The three dogs race back and forth between their scattered people walking the trail. Maizey and Izzy come back to check on Rob and I (at the back of the group again!) and then speed on up ahead to see what Ripley might have found (often deep puddles of water and mud that are perfect spots to lie down in!). All three dogs have mud-blackened legs and feet to complement their gorgeous, golden coats. They are also having a great time!
There are more wind-thrown trees on this section of the trail. We are close to the western edge of the ridge and undoubtedly the wind exposure here is greater than at the more sheltered trailhead. The power and consistency of the wind blowing in from the west all across the Laurel Highlands represents a potential energy resource. A number of “wind farms” have been built along the ridges to try to tap into this renewable resource. But, nothing is ever free or completely harmless, and the potential impacts of these wind turbines especially on birds need to be clearly understood before we rush into their widespread construction.
The Loop rejoins the main Wolf Rocks Trail at a junction we name “Jameson’s Point.” We stop and have a quick snack and break. The trail then follows a broad, flat, well walked path out to the rocky overlook. The rocks themselves are great blocks of sandstone that have begun to crack and shift away from the mass of the ridge. Ice wedging, root intrusion, and the slow, steady pull of gravity (not to mention the weights and vibrations of quite a few hiking boots) will slowly power the separation of these rocks from the ridge top. Someday, the rocks will break away and tumble down the slope to make a “rock city” on some level section of the hillside.

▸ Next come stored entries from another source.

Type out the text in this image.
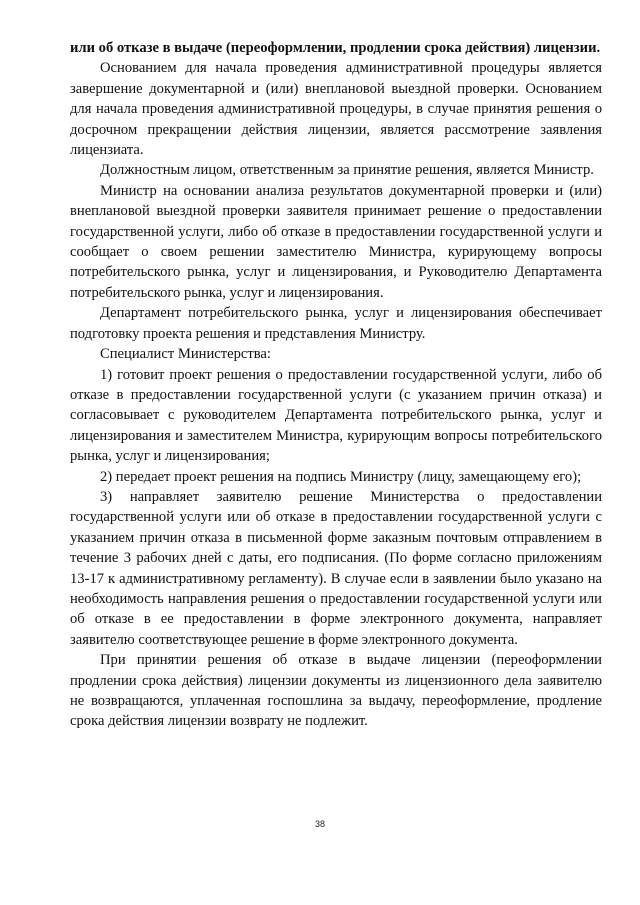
или об отказе в выдаче (переоформлении, продлении срока действия) лицензии.

Основанием для начала проведения административной процедуры является завершение документарной и (или) внеплановой выездной проверки. Основанием для начала проведения административной процедуры, в случае принятия решения о досрочном прекращении действия лицензии, является рассмотрение заявления лицензиата.

Должностным лицом, ответственным за принятие решения, является Министр.

Министр на основании анализа результатов документарной проверки и (или) внеплановой выездной проверки заявителя принимает решение о предоставлении государственной услуги, либо об отказе в предоставлении государственной услуги и сообщает о своем решении заместителю Министра, курирующему вопросы потребительского рынка, услуг и лицензирования, и Руководителю Департамента потребительского рынка, услуг и лицензирования.

Департамент потребительского рынка, услуг и лицензирования обеспечивает подготовку проекта решения и представления Министру.

Специалист Министерства:

1) готовит проект решения о предоставлении государственной услуги, либо об отказе в предоставлении государственной услуги (с указанием причин отказа) и согласовывает с руководителем Департамента потребительского рынка, услуг и лицензирования и заместителем Министра, курирующим вопросы потребительского рынка, услуг и лицензирования;

2) передает проект решения на подпись Министру (лицу, замещающему его);

3) направляет заявителю решение Министерства о предоставлении государственной услуги или об отказе в предоставлении государственной услуги с указанием причин отказа в письменной форме заказным почтовым отправлением в течение 3 рабочих дней с даты, его подписания. (По форме согласно приложениям 13-17 к административному регламенту). В случае если в заявлении было указано на необходимость направления решения о предоставлении государственной услуги или об отказе в ее предоставлении в форме электронного документа, направляет заявителю соответствующее решение в форме электронного документа.

При принятии решения об отказе в выдаче лицензии (переоформлении продлении срока действия) лицензии документы из лицензионного дела заявителю не возвращаются, уплаченная госпошлина за выдачу, переоформление, продление срока действия лицензии возврату не подлежит.

38
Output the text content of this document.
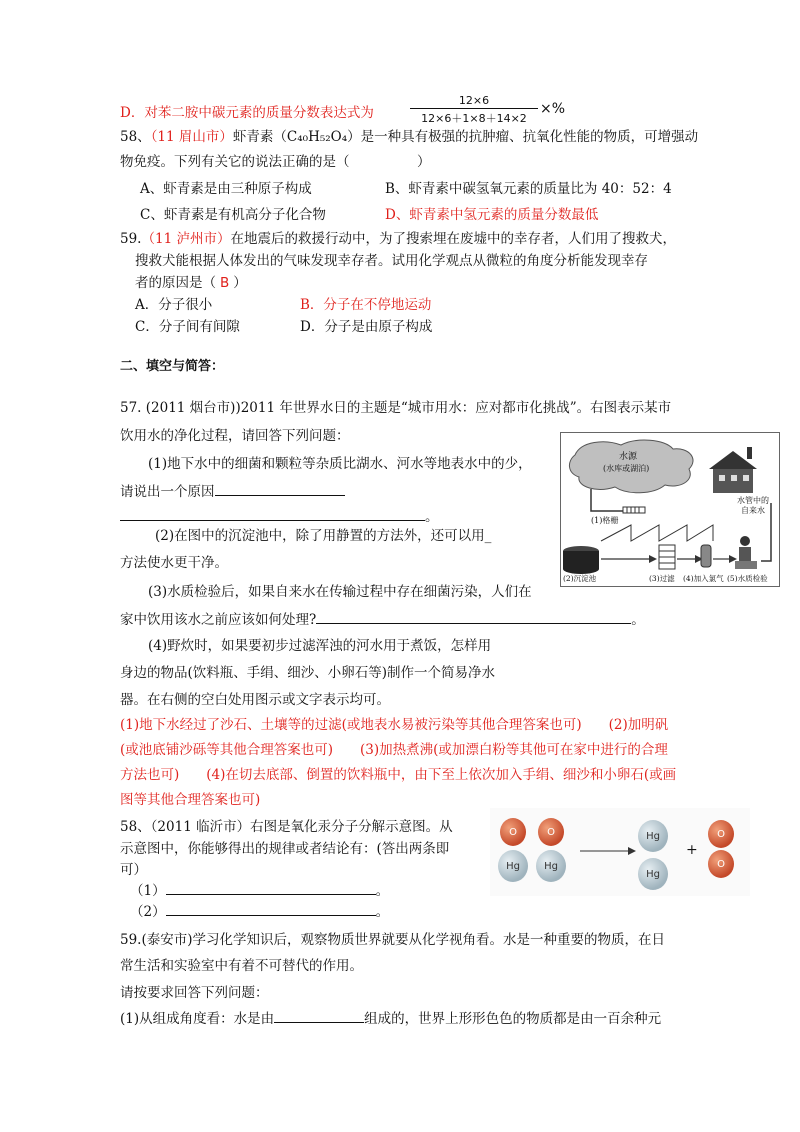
D．对苯二胺中碳元素的质量分数表达式为
12×6
12×6＋1×8＋14×2
×%
58、（11 眉山市）虾青素（C₄₀H₅₂O₄）是一种具有极强的抗肿瘤、抗氧化性能的物质，可增强动
物免疫。下列有关它的说法正确的是（　　　　　）
A、虾青素是由三种原子构成	B、虾青素中碳氢氧元素的质量比为 40：52：4
C、虾青素是有机高分子化合物	D、虾青素中氢元素的质量分数最低
59.（11 泸州市）在地震后的救援行动中，为了搜索埋在废墟中的幸存者，人们用了搜救犬，
搜救犬能根据人体发出的气味发现幸存者。试用化学观点从微粒的角度分析能发现幸存
者的原因是（ B ）
A．分子很小	B．分子在不停地运动
C．分子间有间隙	D．分子是由原子构成
二、填空与简答：
57. (2011 烟台市))2011 年世界水日的主题是“城市用水：应对都市化挑战”。右图表示某市
饮用水的净化过程，请回答下列问题：
(1)地下水中的细菌和颗粒等杂质比湖水、河水等地表水中的少，
请说出一个原因
。
(2)在图中的沉淀池中，除了用静置的方法外，还可以用_
方法使水更干净。
(3)水质检验后，如果自来水在传输过程中存在细菌污染，人们在
家中饮用该水之前应该如何处理?	。
(4)野炊时，如果要初步过滤浑浊的河水用于煮饭，怎样用
身边的物品(饮料瓶、手绢、细沙、小卵石等)制作一个简易净水
器。在右侧的空白处用图示或文字表示均可。
(1)地下水经过了沙石、土壤等的过滤(或地表水易被污染等其他合理答案也可)　　(2)加明矾(或池底铺沙砾等其他合理答案也可)　　(3)加热煮沸(或加漂白粉等其他可在家中进行的合理方法也可)　　(4)在切去底部、倒置的饮料瓶中，由下至上依次加入手绢、细沙和小卵石(或画图等其他合理答案也可)
水源
(水库或湖泊)
水管中的
自来水
(1)格栅
(2)沉淀池	(3)过滤 (4)加入氯气 (5)水质检验
58、（2011 临沂市）右图是氧化汞分子分解示意图。从
示意图中，你能够得出的规律或者结论有：(答出两条即
可）
（1）	。
（2）	。
O	O
Hg	Hg
Hg
Hg
+
O
O
59.(泰安市)学习化学知识后，观察物质世界就要从化学视角看。水是一种重要的物质，在日
常生活和实验室中有着不可替代的作用。
请按要求回答下列问题：
(1)从组成角度看：水是由	组成的，世界上形形色色的物质都是由一百余种元
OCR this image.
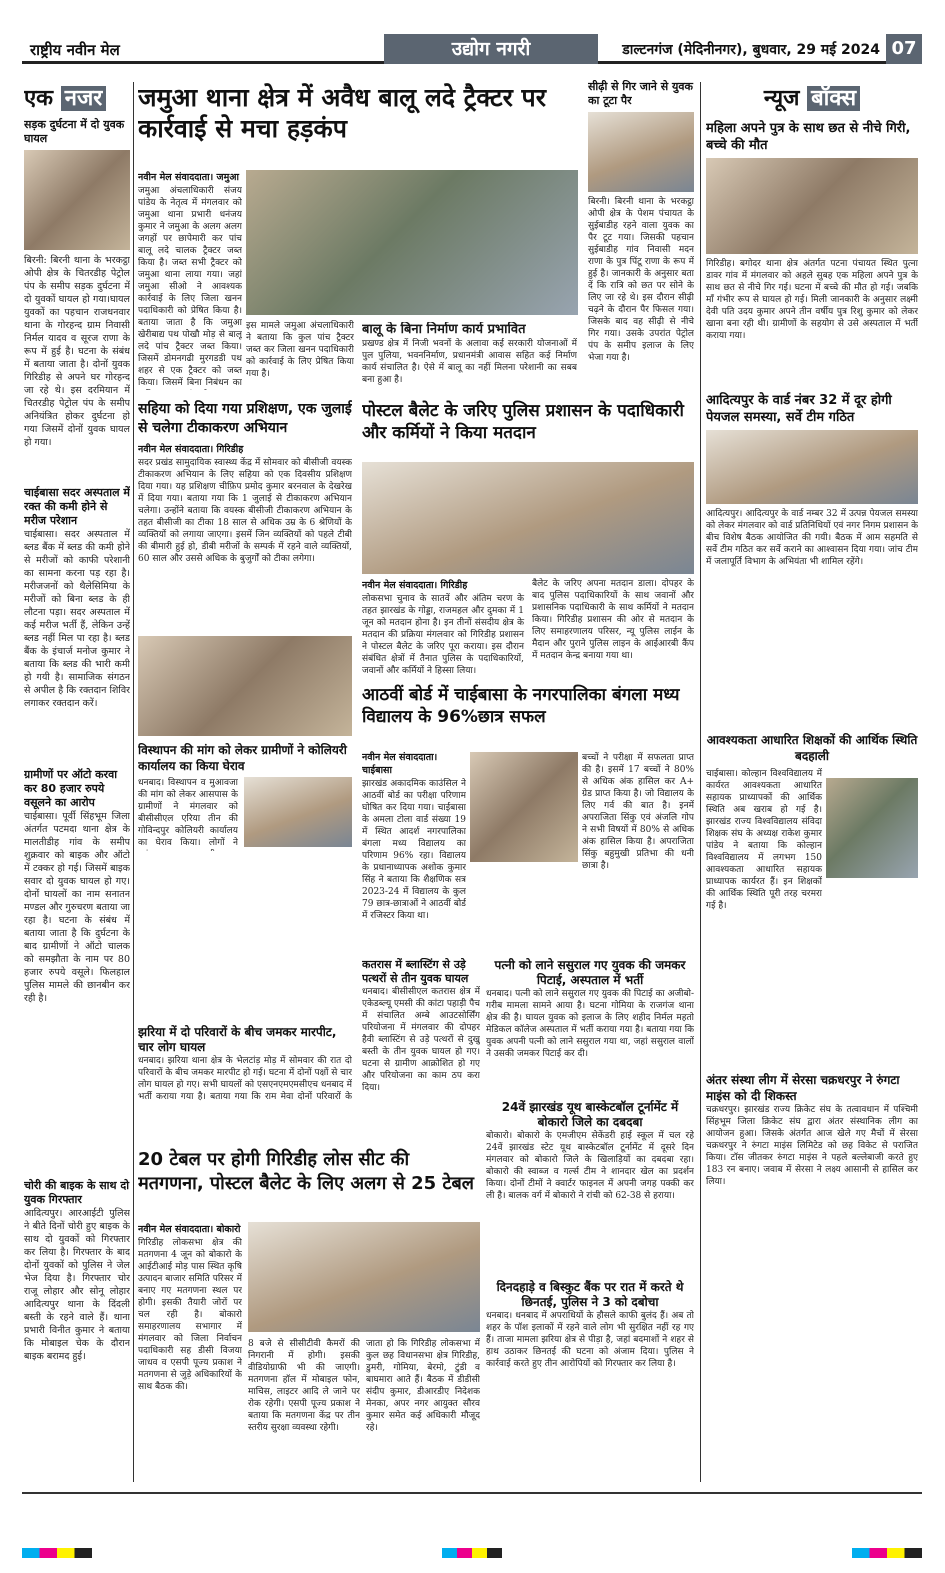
राष्ट्रीय नवीन मेल	उद्योग नगरी	डाल्टनगंज (मेदिनीनगर), बुधवार, 29 मई 2024 07
एक नजर
सड़क दुर्घटना में दो युवक घायल
बिरनी: बिरनी थाना के भरकट्ठा ओपी क्षेत्र के चितरडीह पेट्रोल पंप के समीप सड़क दुर्घटना में दो युवकों घायल हो गया।घायल युवकों का पहचान राजधनवार थाना के गोरहन्द ग्राम निवासी निर्मल यादव व सूरज राणा के रूप में हुई है। घटना के संबंध में बताया जाता है। दोनों युवक गिरिडीह से अपने घर गोरहन्द जा रहे थे। इस दरमियान में चितरडीह पेट्रोल पंप के समीप अनियंत्रित होकर दुर्घटना हो गया जिसमें दोनों युवक घायल हो गया।
चाईबासा सदर अस्पताल में रक्त की कमी होने से मरीज परेशान
चाईबासा। सदर अस्पताल में ब्लड बैंक में ब्लड की कमी होने से मरीजों को काफी परेशानी का सामना करना पड़ रहा है। मरीजजनों को थैलेसिमिया के मरीजों को बिना ब्लड के ही लौटना पड़ा। सदर अस्पताल में कई मरीज भर्ती हैं, लेकिन उन्हें ब्लड नहीं मिल पा रहा है। ब्लड बैंक के इंचार्ज मनोज कुमार ने बताया कि ब्लड की भारी कमी हो गयी है। सामाजिक संगठन से अपील है कि रक्तदान शिविर लगाकर रक्तदान करें।
ग्रामीणों पर ऑटो करवा कर 80 हजार रुपये वसूलने का आरोप
चाईबासा। पूर्वी सिंहभूम जिला अंतर्गत पटमदा थाना क्षेत्र के मालतीडीह गांव के समीप शुक्रवार को बाइक और ऑटो में टक्कर हो गई। जिसमें बाइक सवार दो युवक घायल हो गए। दोनों घायलों का नाम सनातन मण्डल और गुरुचरण बताया जा रहा है। घटना के संबंध में बताया जाता है कि दुर्घटना के बाद ग्रामीणों ने ऑटो चालक को समझौता के नाम पर 80 हजार रुपये वसूले। फिलहाल पुलिस मामले की छानबीन कर रही है।
चोरी की बाइक के साथ दो युवक गिरफ्तार
आदित्यपुर। आरआईटी पुलिस ने बीते दिनों चोरी हुए बाइक के साथ दो युवकों को गिरफ्तार कर लिया है। गिरफ्तार के बाद दोनों युवकों को पुलिस ने जेल भेज दिया है। गिरफ्तार चोर राजू लोहार और सोनू लोहार आदित्यपुर थाना के दिंदली बस्ती के रहने वाले हैं। थाना प्रभारी विनीत कुमार ने बताया कि मोबाइल चेक के दौरान बाइक बरामद हुई।
जमुआ थाना क्षेत्र में अवैध बालू लदे ट्रैक्टर पर कार्रवाई से मचा हड़कंप
नवीन मेल संवाददाता। जमुआ
जमुआ अंचलाधिकारी संजय पांडेय के नेतृत्व में मंगलवार को जमुआ थाना प्रभारी धनंजय कुमार ने जमुआ के अलग अलग जगहों पर छापेमारी कर पांच बालू लदे चालक ट्रैक्टर जब्त किया है। जब्त सभी ट्रैक्टर को जमुआ थाना लाया गया। जहां जमुआ सीओ ने आवश्यक कार्रवाई के लिए जिला खनन पदाधिकारी को प्रेषित किया है। बताया जाता है कि जमुआ खेरीबाद्य पथ पोखौ मोड़ से बालू लदे पांच ट्रैक्टर जब्त किया। जिसमें डोमनगढी मुरगडडी पथ शहर से एक ट्रैक्टर को जब्त किया। जिसमें बिना निबंधन का
इस मामले जमुआ अंचलाधिकारी ने बताया कि कुल पांच ट्रैक्टर जब्त कर जिला खनन पदाधिकारी को कार्रवाई के लिए प्रेषित किया गया है।
बालू के बिना निर्माण कार्य प्रभावित
प्रखण्ड क्षेत्र में निजी भवनों के अलावा कई सरकारी योजनाओं में पुल पुलिया, भवननिर्माण, प्रधानमंत्री आवास सहित कई निर्माण कार्य संचालित है। ऐसे में बालू का नहीं मिलना परेशानी का सबब बना हुआ है।
सीढ़ी से गिर जाने से युवक का टूटा पैर
बिरनी। बिरनी थाना के भरकट्ठा ओपी क्षेत्र के पेशम पंचायत के सुईबाडीह रहने वाला युवक का पैर टूट गया। जिसकी पहचान सुईबाडीह गांव निवासी मदन राणा के पुत्र पिंटू राणा के रूप में हुई है। जानकारी के अनुसार बता दें कि रात्रि को छत पर सोने के लिए जा रहे थे। इस दौरान सीढ़ी चढ़ने के दौरान पैर फिसल गया। जिसके बाद वह सीढ़ी से नीचे गिर गया। उसके उपरांत पेट्रोल पंप के समीप इलाज के लिए भेजा गया है।
न्यूज बॉक्स
महिला अपने पुत्र के साथ छत से नीचे गिरी, बच्चे की मौत
गिरिडीह। बगोदर थाना क्षेत्र अंतर्गत पटना पंचायत स्थित पुत्ना डावर गांव में मंगलवार को अहले सुबह एक महिला अपने पुत्र के साथ छत से नीचे गिर गई। घटना में बच्चे की मौत हो गई। जबकि माँ गंभीर रूप से घायल हो गई। मिली जानकारी के अनुसार लक्ष्मी देवी पति उदय कुमार अपने तीन वर्षीय पुत्र रिशु कुमार को लेकर खाना बना रही थी। ग्रामीणों के सहयोग से उसे अस्पताल में भर्ती कराया गया।
आदित्यपुर के वार्ड नंबर 32 में दूर होगी पेयजल समस्या, सर्वे टीम गठित
आदित्यपुर। आदित्यपुर के वार्ड नम्बर 32 में उत्पन्न पेयजल समस्या को लेकर मंगलवार को वार्ड प्रतिनिधियों एवं नगर निगम प्रशासन के बीच विशेष बैठक आयोजित की गयी। बैठक में आम सहमति से सर्वे टीम गठित कर सर्वे कराने का आश्वासन दिया गया। जांच टीम में जलापूर्ति विभाग के अभियंता भी शामिल रहेंगे।
आवश्यकता आधारित शिक्षकों की आर्थिक स्थिति बदहाली
चाईबासा। कोल्हान विश्वविद्यालय में कार्यरत आवश्यकता आधारित सहायक प्राध्यापकों की आर्थिक स्थिति अब खराब हो गई है। झारखंड राज्य विश्वविद्यालय संविदा शिक्षक संघ के अध्यक्ष राकेश कुमार पांडेय ने बताया कि कोल्हान विश्वविद्यालय में लगभग 150 आवश्यकता आधारित सहायक प्राध्यापक कार्यरत हैं। इन शिक्षकों की आर्थिक स्थिति पूरी तरह चरमरा गई है।
अंतर संस्था लीग में सेरसा चक्रधरपुर ने रुंगटा माइंस को दी शिकस्त
चक्रधरपुर। झारखंड राज्य क्रिकेट संघ के तत्वावधान में पश्चिमी सिंहभूम जिला क्रिकेट संघ द्वारा अंतर संस्थानिक लीग का आयोजन हुआ। जिसके अंतर्गत आज खेले गए मैचों में सेरसा चक्रधरपुर ने रुंगटा माइंस लिमिटेड को छह विकेट से पराजित किया। टॉस जीतकर रुंगटा माइंस ने पहले बल्लेबाजी करते हुए 183 रन बनाए। जवाब में सेरसा ने लक्ष्य आसानी से हासिल कर लिया।
सहिया को दिया गया प्रशिक्षण, एक जुलाई से चलेगा टीकाकरण अभियान
नवीन मेल संवाददाता। गिरिडीह
सदर प्रखंड सामुदायिक स्वास्थ्य केंद्र में सोमवार को बीसीजी वयस्क टीकाकरण अभियान के लिए सहिया को एक दिवसीय प्रशिक्षण दिया गया। यह प्रशिक्षण चीफ़िप प्रमोद कुमार बरनवाल के देखरेख में दिया गया। बताया गया कि 1 जुलाई से टीकाकरण अभियान चलेगा। उन्होंने बताया कि वयस्क बीसीजी टीकाकरण अभियान के तहत बीसीजी का टीका 18 साल से अधिक उम्र के 6 श्रेणियों के व्यक्तियों को लगाया जाएगा। इसमें जिन व्यक्तियों को पहले टीबी की बीमारी हुई हो, डीबी मरीजों के सम्पर्क में रहने वाले व्यक्तियों, 60 साल और उससे अधिक के बुजुर्गों को टीका लगेगा।
विस्थापन की मांग को लेकर ग्रामीणों ने कोलियरी कार्यालय का किया घेराव
धनबाद। विस्थापन व मुआवजा की मांग को लेकर आसपास के ग्रामीणों ने मंगलवार को बीसीसीएल एरिया तीन की गोविन्दपुर कोलियरी कार्यालय का घेराव किया। लोगों ने
झरिया में दो परिवारों के बीच जमकर मारपीट, चार लोग घायल
धनबाद। झरिया थाना क्षेत्र के भेलटांड़ मोड़ में सोमवार की रात दो परिवारों के बीच जमकर मारपीट हो गई। घटना में दोनों पक्षों से चार लोग घायल हो गए। सभी घायलों को एसएनएमएमसीएच धनबाद में भर्ती कराया गया है। बताया गया कि राम मेवा दोनों परिवारों के
पोस्टल बैलेट के जरिए पुलिस प्रशासन के पदाधिकारी और कर्मियों ने किया मतदान
नवीन मेल संवाददाता। गिरिडीह
लोकसभा चुनाव के सातवें और अंतिम चरण के तहत झारखंड के गोड्डा, राजमहल और दुमका में 1 जून को मतदान होना है। इन तीनों संसदीय क्षेत्र के मतदान की प्रक्रिया मंगलवार को गिरिडीह प्रशासन ने पोस्टल बैलेट के जरिए पूरा कराया। इस दौरान संबंधित क्षेत्रों में तैनात पुलिस के पदाधिकारियों, जवानों और कर्मियों ने हिस्सा लिया।
बैलेट के जरिए अपना मतदान डाला। दोपहर के बाद पुलिस पदाधिकारियों के साथ जवानों और प्रशासनिक पदाधिकारी के साथ कर्मियों ने मतदान किया। गिरिडीह प्रशासन की ओर से मतदान के लिए समाहरणालय परिसर, न्यू पुलिस लाईन के मैदान और पुराने पुलिस लाइन के आईआरबी कैंप में मतदान केन्द्र बनाया गया था।
आठवीं बोर्ड में चाईबासा के नगरपालिका बंगला मध्य विद्यालय के 96%छात्र सफल
नवीन मेल संवाददाता। चाईबासा
झारखंड अकादमिक काउंसिल ने आठवीं बोर्ड का परीक्षा परिणाम घोषित कर दिया गया। चाईबासा के अमला टोला वार्ड संख्या 19 में स्थित आदर्श नगरपालिका बंगला मध्य विद्यालय का परिणाम 96% रहा। विद्यालय के प्रधानाध्यापक अशोक कुमार सिंह ने बताया कि शैक्षणिक सत्र 2023-24 में विद्यालय के कुल 79 छात्र-छात्राओं ने आठवीं बोर्ड में रजिस्टर किया था।
बच्चों ने परीक्षा में सफलता प्राप्त की है। इसमें 17 बच्चों ने 80% से अधिक अंक हासिल कर A+ ग्रेड प्राप्त किया है। जो विद्यालय के लिए गर्व की बात है। इनमें अपराजिता सिंकु एवं अंजलि गोप ने सभी विषयों में 80% से अधिक अंक हासिल किया है। अपराजिता सिंकु बहुमुखी प्रतिभा की धनी छात्रा है।
कतरास में ब्लास्टिंग से उड़े पत्थरों से तीन युवक घायल
धनबाद। बीसीसीएल कतरास क्षेत्र में एकेडब्ल्यू एमसी की कांटा पहाड़ी पैच में संचालित अम्बे आउटसोर्सिंग परियोजना में मंगलवार की दोपहर हैवी ब्लास्टिंग से उड़े पत्थरों से दुखु बस्ती के तीन युवक घायल हो गए। घटना से ग्रामीण आक्रोशित हो गए और परियोजना का काम ठप करा दिया।
पत्नी को लाने ससुराल गए युवक की जमकर पिटाई, अस्पताल में भर्ती
धनबाद। पत्नी को लाने ससुराल गए युवक की पिटाई का अजीबो-गरीब मामला सामने आया है। घटना गोमिया के राजगंज थाना क्षेत्र की है। घायल युवक को इलाज के लिए शहीद निर्मल महतो मेडिकल कॉलेज अस्पताल में भर्ती कराया गया है। बताया गया कि युवक अपनी पत्नी को लाने ससुराल गया था, जहां ससुराल वालों ने उसकी जमकर पिटाई कर दी।
24वें झारखंड यूथ बास्केटबॉल टूर्नामेंट में बोकारो जिले का दबदबा
बोकारो। बोकारो के एमजीएम सेकेंडरी हाई स्कूल में चल रहे 24वें झारखंड स्टेट यूथ बास्केटबॉल टूर्नामेंट में दूसरे दिन मंगलवार को बोकारो जिले के खिलाड़ियों का दबदबा रहा। बोकारो की स्वाब्ज व गर्ल्स टीम ने शानदार खेल का प्रदर्शन किया। दोनों टीमों ने क्वार्टर फाइनल में अपनी जगह पक्की कर ली है। बालक वर्ग में बोकारो ने रांची को 62-38 से हराया।
दिनदहाड़े व बिस्कुट बैंक पर रात में करते थे छिनतई, पुलिस ने 3 को दबोचा
धनबाद। धनबाद में अपराधियों के हौसले काफी बुलंद हैं। अब तो शहर के पॉश इलाकों में रहने वाले लोग भी सुरक्षित नहीं रह गए हैं। ताजा मामला झरिया क्षेत्र से पीड़ा है, जहां बदमाशों ने शहर से हाथ उठाकर छिनतई की घटना को अंजाम दिया। पुलिस ने कार्रवाई करते हुए तीन आरोपियों को गिरफ्तार कर लिया है।
20 टेबल पर होगी गिरिडीह लोस सीट की मतगणना, पोस्टल बैलेट के लिए अलग से 25 टेबल
नवीन मेल संवाददाता। बोकारो
गिरिडीह लोकसभा क्षेत्र की मतगणना 4 जून को बोकारो के आईटीआई मोड़ पास स्थित कृषि उत्पादन बाजार समिति परिसर में बनाए गए मतगणना स्थल पर होगी। इसकी तैयारी जोरों पर चल रही है। बोकारो समाहरणालय सभागार में मंगलवार को जिला निर्वाचन पदाधिकारी सह डीसी विजया जाधव व एसपी पूज्य प्रकाश ने मतगणना से जुड़े अधिकारियों के साथ बैठक की।
8 बजे से सीसीटीवी कैमरों की निगरानी में होगी। इसकी वीडियोग्राफी भी की जाएगी। मतगणना हॉल में मोबाइल फोन, माचिस, लाइटर आदि ले जाने पर रोक रहेगी। एसपी पूज्य प्रकाश ने बताया कि मतगणना केंद्र पर तीन स्तरीय सुरक्षा व्यवस्था रहेगी।
जाता हो कि गिरिडीह लोकसभा में कुल छह विधानसभा क्षेत्र गिरिडीह, डुमरी, गोमिया, बेरमो, टुंडी व बाघमारा आते हैं। बैठक में डीडीसी संदीप कुमार, डीआरडीए निदेशक मेनका, अपर नगर आयुक्त सौरव कुमार समेत कई अधिकारी मौजूद रहे।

We put the dogs on their leashes as we approached the rocks and promontory. We don’t want them stumbling off of the rocks or sliding down the steep cliff face. On past visits to these rocks we have seen large rattlesnakes among the shrubby vegetation. In fact, in 2006 we saw the biggest timber rattlesnake I have ever seen in Pennsylvania coiled up under a mountain laurel bush. His warning rattle was deep and loud! It was difficult to determine his exact length but he was in a foot diameter coiled mass, repeatedly wound around himself, and his body was the diameter of my forearm. Even allowing for adrenaline induced visual exaggerations, he was impressive! But today, in early November, there are no active rattlesnakes so we climb about and put our hands and feet into crevices that we would surely avoid in warmer weather.
The sun is starting to drop down in the western sky and the temperatures are steadily falling. We zip up our coats more tightly and speed up our pace a bit as we walk the main trail back to the parking area. Red and sugar maples, red oak, black cherry, and sassafras dominate the forest. Cat brier and mountain laurel fill in the understory along with an impressive number of mostly red maple seedlings. There is a park-like feeling to the forest: widely spread trees surrounded by a uniform understory. Could the rocky soil be one of the causes of the great spaces between the trees? Along one long section of the trail the path was elevated on packed up soil and crossed several covered cross-logs that spanned sections of boggy soil that was loaded with sphagnum moss. Possibly this was an extension of the nearby Spruce Flats Bog.
We get back to the cars after a little more than three hours of hiking. We are tired, a bit footsore, and cold but decide that we need to keep going so that we can see the Spruce Flats Bog before the sun completely sets.